The accordion, like any other musical instrument, is an artifact of material culture which ‘speaks’ to ‘audiences’ in ways that transcend its physical construction and acoustic production. This paper discusses the keyboard accordion as an ambivalent cultural phenomenon in the twentieth century China. Given the omnipresence of the accordion during the Maoist era, its absence from contemporary Chinese music discourse is bewildering. The accordion was brought to China from Europe in the early twentieth century. Although there is a widespread view that its ancestor was the Chinese mouth organ sheng, its physical construction was unrelated to existing Chinese instruments. The accordion came to be used increasingly by song-and-dance troupes, which only increased general demand for the instrument, but also inspired higher standards of craftsmanship and production as the need for individual repairs soon turned to home manufacture. Discussion of model standardization and manufacturing materials was even put on the agenda of a national meeting of the Light Industry Department in 1957. After a discussion of home manufacture, the paper discusses the challenges faced by accordionists and workers in musical instrument factories. I will examine the establishment of state-owned accordion factories with respect to technology and the materials used for manufacturing the accordion. Finally, I will focus on accordion production in the context of the Cultural Revolution (1966-76), and provide plausible explanations for the instrument’s near disappearance from Chinese music history thereafter.

The Guitar in China
James A. Millward, Georgetown University, USA

The guitar is today the world's most numerous, and arguably most popular, instrument. Though guitars emerged from Iberia starting in the sixteenth century, the instrument's popularity in Asia is largely a 20th century phenomenon. In China, due to its relative inexpense and ease with which it can be played to accompany songs, the guitar fit the needs of an era of mass mobilization, nationalism, and explorations with modernity in urban China in the early twentieth century, and appeared frequently as props with images of modern girls in such publications as Ling Long or as accompaniment in the first sound movies.

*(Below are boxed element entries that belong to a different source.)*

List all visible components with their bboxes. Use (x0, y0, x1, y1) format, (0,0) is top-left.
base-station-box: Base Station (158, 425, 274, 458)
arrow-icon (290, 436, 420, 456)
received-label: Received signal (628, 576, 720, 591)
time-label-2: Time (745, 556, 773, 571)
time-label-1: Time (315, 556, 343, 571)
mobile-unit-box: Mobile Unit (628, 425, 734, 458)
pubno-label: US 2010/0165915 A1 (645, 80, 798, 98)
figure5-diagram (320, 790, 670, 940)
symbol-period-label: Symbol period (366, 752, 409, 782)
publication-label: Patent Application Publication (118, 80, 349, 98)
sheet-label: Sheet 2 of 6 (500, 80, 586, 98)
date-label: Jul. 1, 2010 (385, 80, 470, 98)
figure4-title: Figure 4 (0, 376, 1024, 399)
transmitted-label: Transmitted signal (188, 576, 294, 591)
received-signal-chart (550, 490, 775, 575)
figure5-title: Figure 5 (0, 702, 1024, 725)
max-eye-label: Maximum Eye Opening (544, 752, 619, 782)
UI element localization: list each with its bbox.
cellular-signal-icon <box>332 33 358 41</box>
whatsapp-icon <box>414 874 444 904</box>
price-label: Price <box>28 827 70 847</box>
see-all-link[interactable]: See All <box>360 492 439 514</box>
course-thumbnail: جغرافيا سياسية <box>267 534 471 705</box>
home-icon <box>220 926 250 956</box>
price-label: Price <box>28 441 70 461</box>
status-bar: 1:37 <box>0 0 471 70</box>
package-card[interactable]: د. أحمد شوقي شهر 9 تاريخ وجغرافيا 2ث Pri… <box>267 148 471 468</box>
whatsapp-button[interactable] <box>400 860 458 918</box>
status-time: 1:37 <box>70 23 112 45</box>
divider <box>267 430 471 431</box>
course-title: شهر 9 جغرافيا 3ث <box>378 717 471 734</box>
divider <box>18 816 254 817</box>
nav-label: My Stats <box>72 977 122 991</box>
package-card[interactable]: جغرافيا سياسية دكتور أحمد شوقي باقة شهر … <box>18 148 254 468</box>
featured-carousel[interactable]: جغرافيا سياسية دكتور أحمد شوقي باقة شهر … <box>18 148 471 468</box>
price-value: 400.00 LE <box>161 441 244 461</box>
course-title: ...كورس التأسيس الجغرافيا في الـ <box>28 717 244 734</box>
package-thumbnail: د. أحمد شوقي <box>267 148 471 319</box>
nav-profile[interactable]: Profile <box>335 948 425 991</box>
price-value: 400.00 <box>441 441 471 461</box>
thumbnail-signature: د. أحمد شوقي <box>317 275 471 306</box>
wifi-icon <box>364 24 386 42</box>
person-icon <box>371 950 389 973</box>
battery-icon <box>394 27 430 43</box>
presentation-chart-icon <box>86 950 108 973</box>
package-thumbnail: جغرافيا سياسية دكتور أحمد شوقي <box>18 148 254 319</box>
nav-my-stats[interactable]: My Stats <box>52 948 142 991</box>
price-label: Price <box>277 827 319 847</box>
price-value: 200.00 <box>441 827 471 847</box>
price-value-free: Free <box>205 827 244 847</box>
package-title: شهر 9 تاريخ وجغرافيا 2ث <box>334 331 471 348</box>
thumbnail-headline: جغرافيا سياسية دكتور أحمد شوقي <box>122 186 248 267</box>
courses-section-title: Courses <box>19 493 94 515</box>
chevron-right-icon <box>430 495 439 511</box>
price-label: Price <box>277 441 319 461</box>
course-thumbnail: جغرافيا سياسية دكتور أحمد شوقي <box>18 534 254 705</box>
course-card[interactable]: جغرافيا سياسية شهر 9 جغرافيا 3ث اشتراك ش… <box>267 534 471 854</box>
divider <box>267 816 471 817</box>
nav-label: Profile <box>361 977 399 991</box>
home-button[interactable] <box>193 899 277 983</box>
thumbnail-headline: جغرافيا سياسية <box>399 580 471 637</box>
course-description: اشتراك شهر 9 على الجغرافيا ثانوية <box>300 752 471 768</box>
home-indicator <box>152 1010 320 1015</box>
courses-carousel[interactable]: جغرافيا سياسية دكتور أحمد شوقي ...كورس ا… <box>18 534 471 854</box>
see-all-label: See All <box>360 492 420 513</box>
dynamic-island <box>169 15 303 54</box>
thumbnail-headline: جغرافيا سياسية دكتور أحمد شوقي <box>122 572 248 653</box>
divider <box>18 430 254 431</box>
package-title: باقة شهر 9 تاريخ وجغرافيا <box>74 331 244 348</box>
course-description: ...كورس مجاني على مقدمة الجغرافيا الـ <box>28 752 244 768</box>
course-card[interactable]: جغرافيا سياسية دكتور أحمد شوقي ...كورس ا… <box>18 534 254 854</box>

Yet for reasons possibly relating to the guitar's extra-musical associations (with the West, with romanticism, with footloose bohemians—and hence with liu mang) the guitar was banned during the Cultural Revolution, even while three-string "balalaikas" that filled exactly the same niche were produced and played upon, often emblazoned with Mao Zedong's calligraphy. The guitar reappeared as a key accessory to those same bell-bottomed, sun-glasses wearing liumang in the late 1970s and early 1980s, but was soon re-associated to global currents of guitar culture. Chinese rock and classical guitar schools began simultaneously in that era, with increased access to foreign music and instructional materials (many filtered through Japan), but while the semiotics of the guitar in the late 20th century China seem roughly in line with global meanings, there remain subtle differences: both the founder of Chinese classical guitar instruction at the Central Conservatory in Beijing and younger heavy-metal guitarists when interviewed speak of wishing to "raise the level of guitar playing for the good of the nation." As China takes up the baton from Japan and Korea to become the world's foremost industrial producer of guitars, this paper surveys the evolution of the guitar-as-icon in twentieth-century China to explore both how an instruments are more than a mechanical-acoustic devices, and how the guitar has been and continues to be transculturated in a Chinese and global millieu.